House Republicans on Thursday announced legislation to alter the Iran nuclear deal after President Donald Trump threatened to terminate the agreement when it comes up for recertification in April if lawmakers failed to toughen its provisions.
The measure, introduced by Republican Reps. Liz Cheney of Wyoming and Peter Roskam of Illinois, would impose an indefinite ban on ballistic missile development and require Tehran to permit "anytime, anywhere" inspections of suspected nuclear facilities.
The nuclear accord currently gives Iran up to 24 days to grant international inspectors access to a suspicious site, a provision Iran hawks have long said could buy time for Tehran to hide evidence of nuclear activity.
The new legislation would also enforce a permanent ban on Iran even nearing a path to a nuclear weapon. U.S. sanctions would immediately snap back against the regime if it did anything "to enable Iran to produce sufficient weapons-grade uranium or plutonium for a nuclear weapon in under 12 months," the bill says.
Cheney, who sits on the House Armed Services Committee, said the accord crafted by the Obama administration is "the most damaging agreement our country has ever entered" and fails to prevent Iran from obtaining a nuclear weapon.

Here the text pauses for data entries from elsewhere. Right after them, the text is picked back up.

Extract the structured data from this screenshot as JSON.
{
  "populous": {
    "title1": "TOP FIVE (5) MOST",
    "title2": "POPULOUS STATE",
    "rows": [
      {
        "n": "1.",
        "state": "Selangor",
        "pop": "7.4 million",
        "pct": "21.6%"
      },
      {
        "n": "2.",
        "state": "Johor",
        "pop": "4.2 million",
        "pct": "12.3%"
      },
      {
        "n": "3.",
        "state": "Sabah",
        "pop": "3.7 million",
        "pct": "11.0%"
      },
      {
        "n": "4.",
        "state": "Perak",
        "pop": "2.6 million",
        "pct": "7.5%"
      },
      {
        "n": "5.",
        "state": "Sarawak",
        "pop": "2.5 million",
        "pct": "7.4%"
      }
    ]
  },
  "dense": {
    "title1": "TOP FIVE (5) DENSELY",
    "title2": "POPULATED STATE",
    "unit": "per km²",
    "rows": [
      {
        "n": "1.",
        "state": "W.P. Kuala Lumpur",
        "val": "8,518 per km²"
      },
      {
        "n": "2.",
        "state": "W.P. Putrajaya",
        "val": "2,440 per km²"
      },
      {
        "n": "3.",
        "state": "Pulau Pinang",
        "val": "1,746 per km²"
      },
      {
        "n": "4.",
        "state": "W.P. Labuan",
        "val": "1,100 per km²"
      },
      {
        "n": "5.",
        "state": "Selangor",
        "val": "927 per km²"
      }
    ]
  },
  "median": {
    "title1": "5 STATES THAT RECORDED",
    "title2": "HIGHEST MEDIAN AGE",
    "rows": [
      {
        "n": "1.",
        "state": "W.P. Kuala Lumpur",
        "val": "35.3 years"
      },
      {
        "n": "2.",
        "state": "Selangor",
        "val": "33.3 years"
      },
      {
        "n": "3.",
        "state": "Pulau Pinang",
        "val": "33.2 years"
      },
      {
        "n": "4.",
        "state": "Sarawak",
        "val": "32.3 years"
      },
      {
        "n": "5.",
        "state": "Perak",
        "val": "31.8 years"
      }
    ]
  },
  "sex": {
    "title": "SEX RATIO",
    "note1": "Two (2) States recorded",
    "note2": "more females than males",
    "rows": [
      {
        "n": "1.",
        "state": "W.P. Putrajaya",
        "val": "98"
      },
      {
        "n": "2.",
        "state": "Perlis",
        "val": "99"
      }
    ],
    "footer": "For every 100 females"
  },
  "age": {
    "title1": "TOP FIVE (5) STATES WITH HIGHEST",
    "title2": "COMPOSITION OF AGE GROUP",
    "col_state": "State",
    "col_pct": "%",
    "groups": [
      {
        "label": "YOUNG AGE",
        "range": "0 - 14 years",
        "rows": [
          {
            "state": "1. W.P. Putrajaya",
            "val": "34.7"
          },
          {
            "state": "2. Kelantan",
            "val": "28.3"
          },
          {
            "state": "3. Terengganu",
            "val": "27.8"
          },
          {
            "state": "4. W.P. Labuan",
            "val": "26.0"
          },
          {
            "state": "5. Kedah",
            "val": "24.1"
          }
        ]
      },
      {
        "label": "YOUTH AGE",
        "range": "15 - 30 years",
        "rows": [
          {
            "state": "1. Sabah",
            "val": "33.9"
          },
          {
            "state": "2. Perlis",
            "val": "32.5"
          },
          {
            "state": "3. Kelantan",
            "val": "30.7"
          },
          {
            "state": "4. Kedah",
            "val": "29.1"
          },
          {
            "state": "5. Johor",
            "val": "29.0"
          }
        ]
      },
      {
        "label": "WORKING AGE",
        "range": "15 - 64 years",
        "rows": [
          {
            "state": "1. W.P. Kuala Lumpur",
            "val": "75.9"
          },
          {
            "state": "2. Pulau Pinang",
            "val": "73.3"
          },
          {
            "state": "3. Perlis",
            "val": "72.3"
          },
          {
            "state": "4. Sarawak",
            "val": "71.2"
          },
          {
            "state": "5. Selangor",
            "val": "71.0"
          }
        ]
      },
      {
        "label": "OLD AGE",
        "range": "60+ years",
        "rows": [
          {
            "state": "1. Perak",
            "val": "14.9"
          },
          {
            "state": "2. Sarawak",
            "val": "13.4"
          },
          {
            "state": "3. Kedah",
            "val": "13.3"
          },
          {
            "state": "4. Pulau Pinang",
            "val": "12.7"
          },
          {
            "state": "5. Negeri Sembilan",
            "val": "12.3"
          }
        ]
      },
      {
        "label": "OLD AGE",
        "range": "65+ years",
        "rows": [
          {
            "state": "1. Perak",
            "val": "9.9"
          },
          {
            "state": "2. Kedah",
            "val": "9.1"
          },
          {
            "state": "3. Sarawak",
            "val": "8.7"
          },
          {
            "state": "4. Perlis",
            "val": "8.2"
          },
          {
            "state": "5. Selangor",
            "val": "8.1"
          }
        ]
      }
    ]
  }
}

Cheney told the Washington Free Beacon on Friday the new legislation "establishes the minimum requirements that must be in any verifiable agreement in order to obtain future sanctions relief."
"Iran, the world's largest state sponsor of terror, must not be allowed to obtain nuclear weapons, and we must no longer gamble our nation's security on a dangerous agreement that provides only a false sense of security." Cheney said.
The bill also slaps sanctions on Iran for human rights abuses and its ongoing support for terrorism.
On the Senate side, Sens. Bob Corker (R., Tenn.) and Ben Cardin (D., Md.) are working on legislation to hold Iran accountable for its continued ballistic missile construction and other destabilizing activities. That bill has so far failed to gain traction among conservative Republicans and Iran hardliners who say the measure it too weak and mainly serves to prevent Trump from blowing it up.
"If what we hear about the Corker-Cardin process is true, then it doesn't do enough to deal with the present Iranian missile threat," said Behnam Ben Taleblu, a senior Iran analyst at the Foundation for the Defense of Democracies.
"I think the intention driving the House bill is to more assiduously plug loopholes in the deal and to very tightly rewrite the conditions under which the U.S. grants sanctions release to Iran and to make sure the most likely delivery vehicle toward an Iranian nuke, which is a ballistic missile, is taken into account," Taleblu said.
Trump again waived nuclear-related sanctions on Iran last week, but warned it was the "last chance" for Congress to fix the accord's "disastrous flaws," threatening an American withdrawal.
U.S. law requires the president to notify Congress every 90 days on whether Iran is adhering to the accord. The International Atomic Energy Agency (IAEA) has verified Iran's compliance and the regime last week said it would reject any changes to the deal.